The most important signal is whether a vendor can provide clear, documented answers to the questions above. A vendor that hedges or can't produce current compliance documentation isn't ready for enterprise deployment, regardless of product features.
Try Granola for free. Download the Mac, Windows, or iOS app and run your next meeting to see bot-free capture in action. For Enterprise features including SSO and org-wide admin controls, contact Granola's sales team.
FAQs
How long does enterprise AI notetaker approval typically take?
Enterprise software approvals at mid-to-large organizations can take four to twelve weeks when all security artifacts (SOC 2 report, DPA, subprocessor list, completed security questionnaire) are provided upfront. Having our Trust Center documentation and DPA ready at the start of the review shortens the timeline considerably.
What is the difference between SOC 2 Type 1 and SOC 2 Type 2?
While SOC 2 Type 1 provides a point-in-time assessment of security controls, SOC 2 Type 2 tests whether those controls operated effectively over a sustained review period of six to twelve months. Enterprise buyers should require Type 2, as it provides significantly stronger assurance that controls are not just documented but actually working.
Can I control where my AI notetaker stores data?
Granola currently stores all data on AWS servers in the United States, as noted in Granola's security and privacy FAQs. EU data residency isn't available yet. Organizations with strict data sovereignty requirements should contact Granola's sales team to discuss current options and the roadmap for additional regions.
How do state-by-state consent laws apply to AI notetakers?
Recording consent laws vary by jurisdiction, and Granola can't advise on your specific legal obligations. If your team conducts interviews or research calls across multiple US states, consult qualified legal counsel to understand what disclosure practices apply to your situation.
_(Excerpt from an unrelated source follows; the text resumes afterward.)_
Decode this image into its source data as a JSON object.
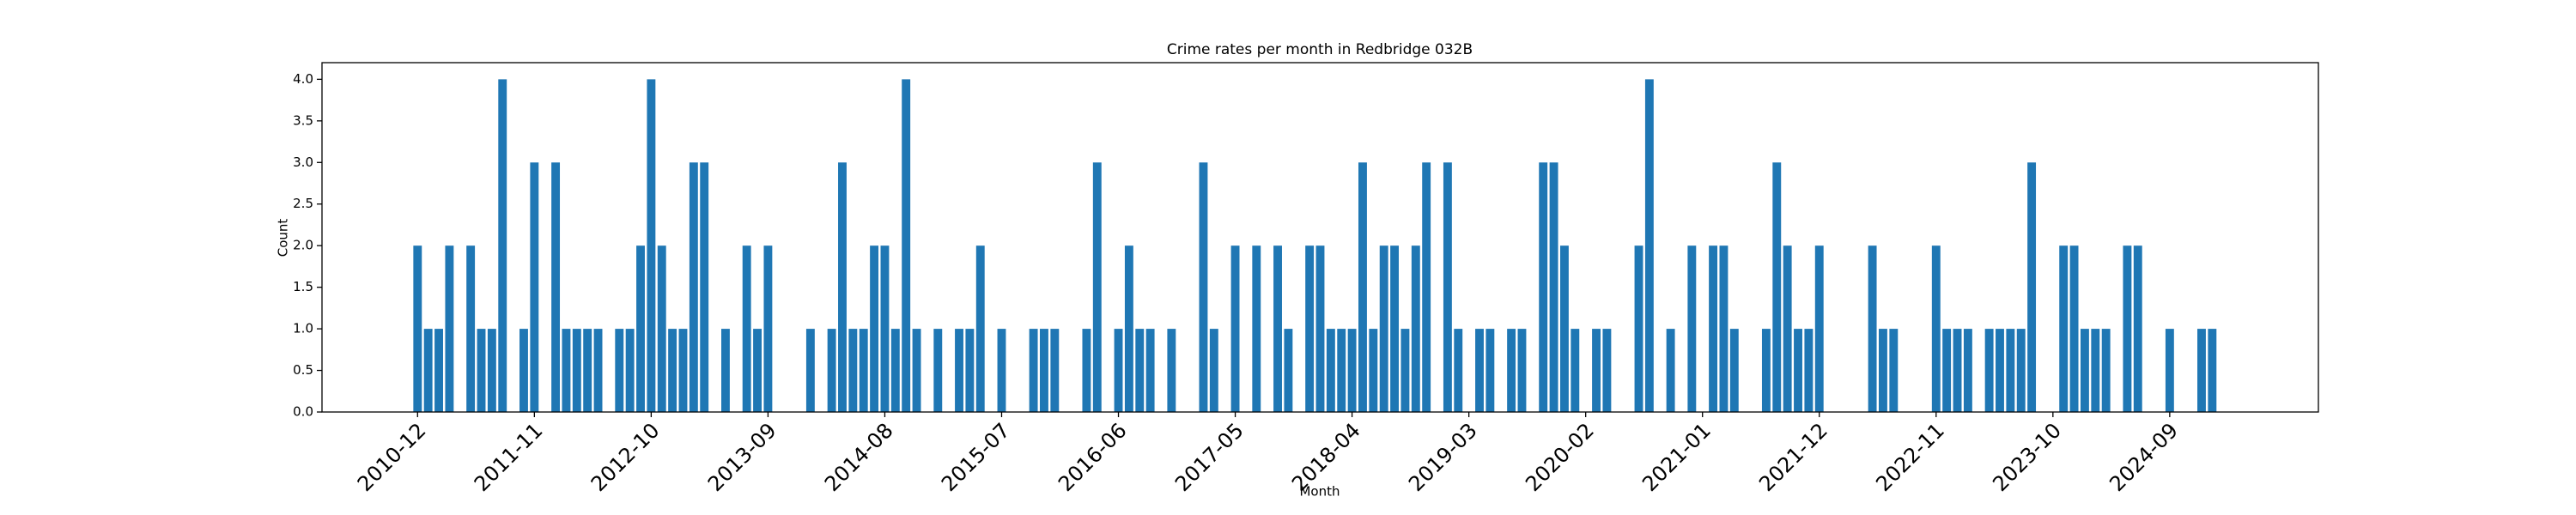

On the product side: Granola transcribes device audio without joining as a visible meeting participant, so there's no platform-level recording announcement. How you handle disclosure to meeting participants is your responsibility. Your legal or compliance team can help you build the right consent practices into your workflows.
What is Granola's data deletion and retention policy?
Granola's Enterprise plan includes org-wide auto-deletion periods that IT can configure to match your organization's data lifecycle policy. Contact Granola to verify current retention options and configure settings for your contract terms.
Key terms glossary
SOC 2 Type 2: An independent security audit testing the operational effectiveness of a vendor's controls over a six-to-twelve-month review period. The standard for enterprise vendor evaluation.
SAML: Security Assertion Markup Language. The protocol enables SSO by allowing your identity provider to authenticate users across connected applications.
RBAC: Role-Based Access Control. A permission model that restricts what users can do based on their defined organizational role.
DPA: Data Processing Addendum. The contract between a data controller (your organization) and a data processor (your vendor) that defines how personal data is handled, stored, and protected.